Milan-Torino, il contatto tra Pavlovic e Simeone
Nel corso di Milan-Torino, invece, Pavlovic ha colpito sul volto Simeone e l'arbitro dopo aver rivisto l'azione al monitor ha concesso il calcio di rigore in favore della squadra granata. Anche in questo caso, però, la revisione del VAR è stata lunga e tortuosa. I due arbitri, infatti, non sono riusciti a trovare l'inquadratura giusta con rapidità: "Forse c'è un colpo al volto. Guardalo. Il braccio glielo mette e lo prende. Pavlovic non può intervenire, spalle al pallone e lo colpisce". Dopo aver richiamato l'arbitro, gli spiegano quindi l'accaduto: "Pavlovic si disinteressa del pallone e mette le mani sul volto di Simeone. Non c'è possesso del pallone, c'è il comportamento antisportivo di Pavlovic. Va ammonito".
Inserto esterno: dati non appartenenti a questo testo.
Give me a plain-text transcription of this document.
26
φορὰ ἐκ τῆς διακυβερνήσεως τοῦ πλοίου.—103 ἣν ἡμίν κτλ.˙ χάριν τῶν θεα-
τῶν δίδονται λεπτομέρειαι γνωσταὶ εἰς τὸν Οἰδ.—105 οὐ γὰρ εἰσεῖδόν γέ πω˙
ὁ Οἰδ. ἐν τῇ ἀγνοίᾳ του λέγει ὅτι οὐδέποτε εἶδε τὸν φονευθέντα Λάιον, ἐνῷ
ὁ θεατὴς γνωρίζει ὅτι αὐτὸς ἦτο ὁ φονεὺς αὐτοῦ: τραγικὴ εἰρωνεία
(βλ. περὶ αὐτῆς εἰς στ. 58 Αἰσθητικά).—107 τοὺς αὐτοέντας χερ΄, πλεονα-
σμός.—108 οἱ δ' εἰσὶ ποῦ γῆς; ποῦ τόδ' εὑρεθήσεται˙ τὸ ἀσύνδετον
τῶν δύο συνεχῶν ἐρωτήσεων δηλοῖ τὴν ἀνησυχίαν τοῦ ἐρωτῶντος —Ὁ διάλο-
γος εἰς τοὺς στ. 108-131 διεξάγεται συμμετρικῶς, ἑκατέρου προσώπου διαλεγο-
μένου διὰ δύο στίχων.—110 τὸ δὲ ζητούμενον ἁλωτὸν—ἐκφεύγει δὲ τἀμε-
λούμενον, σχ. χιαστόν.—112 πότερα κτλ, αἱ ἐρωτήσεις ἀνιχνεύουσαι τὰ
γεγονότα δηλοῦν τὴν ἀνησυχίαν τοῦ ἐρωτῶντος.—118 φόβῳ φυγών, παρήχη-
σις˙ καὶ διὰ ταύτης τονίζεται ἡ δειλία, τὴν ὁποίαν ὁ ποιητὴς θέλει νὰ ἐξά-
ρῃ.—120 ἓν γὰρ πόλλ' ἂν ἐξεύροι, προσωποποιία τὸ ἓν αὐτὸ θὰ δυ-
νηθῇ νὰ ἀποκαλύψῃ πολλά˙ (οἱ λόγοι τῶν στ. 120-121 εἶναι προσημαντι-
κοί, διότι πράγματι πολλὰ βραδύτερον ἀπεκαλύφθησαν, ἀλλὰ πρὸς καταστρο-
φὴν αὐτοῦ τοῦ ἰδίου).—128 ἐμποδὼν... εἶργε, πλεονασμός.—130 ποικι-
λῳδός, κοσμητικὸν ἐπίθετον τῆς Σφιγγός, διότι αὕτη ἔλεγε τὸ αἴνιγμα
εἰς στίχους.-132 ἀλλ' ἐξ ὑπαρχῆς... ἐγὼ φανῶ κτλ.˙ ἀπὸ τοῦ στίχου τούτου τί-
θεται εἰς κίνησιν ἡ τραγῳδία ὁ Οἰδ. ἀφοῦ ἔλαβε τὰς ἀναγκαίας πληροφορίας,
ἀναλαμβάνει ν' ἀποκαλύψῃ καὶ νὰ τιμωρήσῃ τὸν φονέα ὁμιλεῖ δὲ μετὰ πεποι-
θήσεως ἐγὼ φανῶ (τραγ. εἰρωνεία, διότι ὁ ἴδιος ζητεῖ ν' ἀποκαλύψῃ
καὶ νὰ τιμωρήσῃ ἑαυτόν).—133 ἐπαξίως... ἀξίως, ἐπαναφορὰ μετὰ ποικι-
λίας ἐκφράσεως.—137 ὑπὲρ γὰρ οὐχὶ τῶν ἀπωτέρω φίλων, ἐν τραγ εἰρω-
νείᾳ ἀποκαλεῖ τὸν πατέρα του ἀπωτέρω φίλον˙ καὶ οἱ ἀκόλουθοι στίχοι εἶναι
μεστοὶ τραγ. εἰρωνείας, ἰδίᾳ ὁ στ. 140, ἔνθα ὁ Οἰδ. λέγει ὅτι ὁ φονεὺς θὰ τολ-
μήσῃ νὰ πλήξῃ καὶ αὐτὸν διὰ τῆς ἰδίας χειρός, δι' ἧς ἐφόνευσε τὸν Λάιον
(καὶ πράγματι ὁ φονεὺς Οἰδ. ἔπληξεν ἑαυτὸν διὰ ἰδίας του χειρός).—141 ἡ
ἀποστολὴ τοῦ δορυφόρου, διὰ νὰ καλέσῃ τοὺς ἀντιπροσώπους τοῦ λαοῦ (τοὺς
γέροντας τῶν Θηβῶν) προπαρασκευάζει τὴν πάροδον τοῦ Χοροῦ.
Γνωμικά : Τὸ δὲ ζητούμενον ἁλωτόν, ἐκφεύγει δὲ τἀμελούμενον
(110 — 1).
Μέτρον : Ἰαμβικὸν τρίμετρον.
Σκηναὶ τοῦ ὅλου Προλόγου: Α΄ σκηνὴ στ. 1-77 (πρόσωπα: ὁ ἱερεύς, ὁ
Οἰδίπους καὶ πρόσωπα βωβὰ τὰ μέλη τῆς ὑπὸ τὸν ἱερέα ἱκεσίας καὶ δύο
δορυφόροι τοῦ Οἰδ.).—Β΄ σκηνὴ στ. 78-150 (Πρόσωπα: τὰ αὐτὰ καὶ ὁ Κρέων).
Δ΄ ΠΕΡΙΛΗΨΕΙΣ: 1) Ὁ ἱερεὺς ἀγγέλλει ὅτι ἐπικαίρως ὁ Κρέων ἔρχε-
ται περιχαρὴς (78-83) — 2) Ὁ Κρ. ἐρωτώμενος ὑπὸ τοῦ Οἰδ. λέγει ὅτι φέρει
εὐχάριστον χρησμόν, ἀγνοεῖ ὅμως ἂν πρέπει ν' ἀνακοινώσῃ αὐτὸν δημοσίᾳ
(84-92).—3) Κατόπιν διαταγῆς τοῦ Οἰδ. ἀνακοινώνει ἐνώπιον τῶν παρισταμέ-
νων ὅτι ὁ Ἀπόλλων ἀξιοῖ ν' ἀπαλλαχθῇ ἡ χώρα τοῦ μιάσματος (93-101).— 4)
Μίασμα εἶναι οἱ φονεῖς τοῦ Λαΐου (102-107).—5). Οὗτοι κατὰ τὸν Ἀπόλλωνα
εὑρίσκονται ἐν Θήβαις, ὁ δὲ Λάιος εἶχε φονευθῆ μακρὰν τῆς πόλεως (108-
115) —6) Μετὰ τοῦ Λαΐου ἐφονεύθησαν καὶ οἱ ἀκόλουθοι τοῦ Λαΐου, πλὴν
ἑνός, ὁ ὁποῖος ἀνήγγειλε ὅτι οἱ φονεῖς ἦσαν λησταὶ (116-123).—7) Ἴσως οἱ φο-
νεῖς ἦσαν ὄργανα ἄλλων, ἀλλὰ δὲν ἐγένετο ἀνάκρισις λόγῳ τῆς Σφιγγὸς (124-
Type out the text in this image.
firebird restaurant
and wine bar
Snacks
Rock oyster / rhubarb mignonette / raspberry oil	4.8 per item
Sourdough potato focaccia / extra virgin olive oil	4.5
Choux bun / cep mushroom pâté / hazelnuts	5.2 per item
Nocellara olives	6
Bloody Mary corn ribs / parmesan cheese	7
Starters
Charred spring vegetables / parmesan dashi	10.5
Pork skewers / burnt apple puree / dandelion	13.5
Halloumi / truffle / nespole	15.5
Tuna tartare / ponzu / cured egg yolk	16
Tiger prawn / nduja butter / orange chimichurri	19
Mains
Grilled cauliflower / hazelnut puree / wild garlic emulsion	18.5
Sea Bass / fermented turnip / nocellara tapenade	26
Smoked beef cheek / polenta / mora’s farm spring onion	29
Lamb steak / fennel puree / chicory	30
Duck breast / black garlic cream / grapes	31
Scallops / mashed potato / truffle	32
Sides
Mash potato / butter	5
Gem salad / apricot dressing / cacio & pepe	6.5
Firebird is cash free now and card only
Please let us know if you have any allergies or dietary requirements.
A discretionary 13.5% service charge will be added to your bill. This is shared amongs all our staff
"La decisione è corretta - ha esordito Tonolini -. Ci arriviamo con una review un po' faticosa, ci abbiamo messo troppo rispetto a quanto necessario. Sappiamo quanto review troppo lunghe aiutino ad alimentare dubbi e aspettative. In più le immagini proposte mancano di uno zoom sul punto di contatto, che poteva rendere maggiormente chiara l'immagine stessa e le motivazioni della scelta effettuata. Pavlovic volta le spalle al pallone, si disinteressa e mette una mano sul volto di Simeone. Il volto è una parte particolarmente tutelata dal regolamento e quindi è rigore. Lo avesse preso sulla spalla sarebbe stata un'altra cosa. Fourneau avrebbe dovuto assegnarlo in campo? C'era la possibilità di farlo, lo avesse fatto dal terreno di gioco avremmo avuto ancora meno problematiche. Ci siamo arrivati con il VAR ma la decisione sarebbe potuta arrivare in maniera migliore".